Justin Gasman, financial service director at McCaddon Cadillac-Buick-GMC in Boulder, Colo., said that after the Pentagon's latest ruling his stores' attorney advised him to contact all of the lenders he works with to ensure they will fund deals with GAP. Gasman said almost all the lenders he works with have signed off on funding GAP contracts.
In addition to the lender confusion, there's been some misinformation online that MLA itself has been overturned.
"The MLA didn't go away. There's still other factors we need to be aware of," Wheeler said. "The only thing that changed was the Defense Department interpretation of how GAP fits into the MLA."

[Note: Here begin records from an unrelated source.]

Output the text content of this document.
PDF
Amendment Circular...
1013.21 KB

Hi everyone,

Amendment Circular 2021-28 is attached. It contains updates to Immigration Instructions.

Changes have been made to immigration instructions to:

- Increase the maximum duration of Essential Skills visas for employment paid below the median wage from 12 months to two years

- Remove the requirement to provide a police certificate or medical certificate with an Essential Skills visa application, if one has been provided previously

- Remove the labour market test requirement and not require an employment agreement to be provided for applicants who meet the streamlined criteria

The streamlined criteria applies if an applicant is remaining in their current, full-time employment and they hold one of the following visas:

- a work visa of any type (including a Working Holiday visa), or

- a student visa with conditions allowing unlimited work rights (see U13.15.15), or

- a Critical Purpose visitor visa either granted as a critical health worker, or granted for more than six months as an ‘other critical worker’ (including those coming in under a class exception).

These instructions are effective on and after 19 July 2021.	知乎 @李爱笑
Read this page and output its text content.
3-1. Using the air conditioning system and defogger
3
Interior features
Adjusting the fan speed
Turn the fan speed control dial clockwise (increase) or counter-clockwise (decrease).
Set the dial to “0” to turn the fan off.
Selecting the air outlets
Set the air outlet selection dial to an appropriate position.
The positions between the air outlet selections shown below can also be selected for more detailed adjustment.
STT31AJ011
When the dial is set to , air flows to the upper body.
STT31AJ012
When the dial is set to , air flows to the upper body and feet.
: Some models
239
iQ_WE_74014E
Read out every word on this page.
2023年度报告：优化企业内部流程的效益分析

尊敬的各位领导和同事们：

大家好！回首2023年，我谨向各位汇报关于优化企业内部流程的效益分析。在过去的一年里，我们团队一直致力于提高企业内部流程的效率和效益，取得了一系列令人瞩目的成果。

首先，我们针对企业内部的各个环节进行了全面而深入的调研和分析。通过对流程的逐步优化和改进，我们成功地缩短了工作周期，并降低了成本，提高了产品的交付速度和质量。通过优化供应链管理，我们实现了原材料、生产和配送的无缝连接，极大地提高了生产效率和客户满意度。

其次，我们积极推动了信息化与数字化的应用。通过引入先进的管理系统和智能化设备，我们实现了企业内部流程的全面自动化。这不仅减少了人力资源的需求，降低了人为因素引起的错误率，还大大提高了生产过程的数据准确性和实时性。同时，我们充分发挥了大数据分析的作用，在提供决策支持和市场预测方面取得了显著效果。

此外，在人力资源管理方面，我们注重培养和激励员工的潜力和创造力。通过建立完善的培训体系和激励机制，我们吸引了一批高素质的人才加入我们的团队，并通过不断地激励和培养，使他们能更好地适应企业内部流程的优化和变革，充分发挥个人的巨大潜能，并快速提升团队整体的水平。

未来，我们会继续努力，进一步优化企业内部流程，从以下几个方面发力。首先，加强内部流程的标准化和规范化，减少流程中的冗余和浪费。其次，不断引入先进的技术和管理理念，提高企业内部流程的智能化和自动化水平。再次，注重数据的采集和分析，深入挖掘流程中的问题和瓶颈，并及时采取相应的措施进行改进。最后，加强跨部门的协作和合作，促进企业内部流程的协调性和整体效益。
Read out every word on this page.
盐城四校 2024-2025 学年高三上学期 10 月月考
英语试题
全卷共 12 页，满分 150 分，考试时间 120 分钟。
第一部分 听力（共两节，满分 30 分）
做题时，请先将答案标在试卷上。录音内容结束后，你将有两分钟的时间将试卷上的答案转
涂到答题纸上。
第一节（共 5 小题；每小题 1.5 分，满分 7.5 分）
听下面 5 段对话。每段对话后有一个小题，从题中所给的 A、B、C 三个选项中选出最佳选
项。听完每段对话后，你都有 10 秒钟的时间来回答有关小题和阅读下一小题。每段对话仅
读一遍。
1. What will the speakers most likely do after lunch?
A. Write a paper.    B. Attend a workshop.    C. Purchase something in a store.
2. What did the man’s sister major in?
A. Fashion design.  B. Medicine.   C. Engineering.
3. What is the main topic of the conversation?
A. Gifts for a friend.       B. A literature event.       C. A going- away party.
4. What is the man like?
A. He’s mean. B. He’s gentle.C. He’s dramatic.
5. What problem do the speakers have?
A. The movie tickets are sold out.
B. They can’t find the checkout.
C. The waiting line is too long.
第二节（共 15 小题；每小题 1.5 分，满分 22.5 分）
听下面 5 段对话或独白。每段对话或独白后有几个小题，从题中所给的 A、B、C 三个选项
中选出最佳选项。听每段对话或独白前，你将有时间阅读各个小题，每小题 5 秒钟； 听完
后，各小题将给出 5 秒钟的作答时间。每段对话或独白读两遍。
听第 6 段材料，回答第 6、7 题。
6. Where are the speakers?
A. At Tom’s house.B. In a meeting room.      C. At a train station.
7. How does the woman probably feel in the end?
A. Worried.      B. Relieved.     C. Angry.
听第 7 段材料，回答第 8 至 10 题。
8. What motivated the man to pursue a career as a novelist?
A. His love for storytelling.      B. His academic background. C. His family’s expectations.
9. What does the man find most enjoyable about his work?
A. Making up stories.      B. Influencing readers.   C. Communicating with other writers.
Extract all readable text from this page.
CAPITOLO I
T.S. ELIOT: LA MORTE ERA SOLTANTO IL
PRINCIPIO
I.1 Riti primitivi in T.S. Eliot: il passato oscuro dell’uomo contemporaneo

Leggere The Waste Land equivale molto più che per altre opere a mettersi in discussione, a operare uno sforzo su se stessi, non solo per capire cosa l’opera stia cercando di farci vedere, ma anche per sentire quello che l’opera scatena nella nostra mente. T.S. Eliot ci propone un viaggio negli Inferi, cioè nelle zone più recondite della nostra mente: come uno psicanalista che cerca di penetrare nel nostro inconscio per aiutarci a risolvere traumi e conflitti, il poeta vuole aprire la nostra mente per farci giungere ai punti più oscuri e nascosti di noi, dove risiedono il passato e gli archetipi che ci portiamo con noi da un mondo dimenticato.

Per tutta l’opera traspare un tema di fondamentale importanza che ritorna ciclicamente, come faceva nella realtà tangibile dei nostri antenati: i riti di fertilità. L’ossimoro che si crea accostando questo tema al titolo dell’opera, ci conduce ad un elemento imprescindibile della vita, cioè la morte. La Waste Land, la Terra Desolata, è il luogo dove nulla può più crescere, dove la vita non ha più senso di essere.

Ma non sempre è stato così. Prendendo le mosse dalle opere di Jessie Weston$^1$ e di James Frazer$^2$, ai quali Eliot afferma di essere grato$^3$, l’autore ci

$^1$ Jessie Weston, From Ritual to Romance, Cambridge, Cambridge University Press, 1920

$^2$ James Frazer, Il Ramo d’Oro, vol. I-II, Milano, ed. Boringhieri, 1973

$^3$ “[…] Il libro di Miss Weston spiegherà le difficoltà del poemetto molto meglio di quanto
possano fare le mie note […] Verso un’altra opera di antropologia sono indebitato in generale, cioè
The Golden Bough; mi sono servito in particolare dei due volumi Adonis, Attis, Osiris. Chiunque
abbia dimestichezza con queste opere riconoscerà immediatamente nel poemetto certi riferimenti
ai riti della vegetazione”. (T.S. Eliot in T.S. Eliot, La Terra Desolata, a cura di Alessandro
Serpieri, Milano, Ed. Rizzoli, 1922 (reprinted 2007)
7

While many still need to catch up their processes, for dealers nationwide — especially those that operate near a military base — the change has been a huge weight off their shoulders.
"We have an Air Force base in our county and it has been less than comfortable explaining why airmen can't be offered GAP on their purchases," said Marv Eleazer, F&I manager at Langdale Ford in Valdosta, Ga.
Employees at his store are all breathing a sigh of relief, he said, and will no longer cringe every time they pull a credit report and see an affirmative MLA Covered Borrower status.
Though complications remain, dealers are relieved the rule pertaining to GAP sales has been reconsidered. Still, F&I managers must comply with the remainder of the MLA and work with their lenders to make sure everyone is on the same page.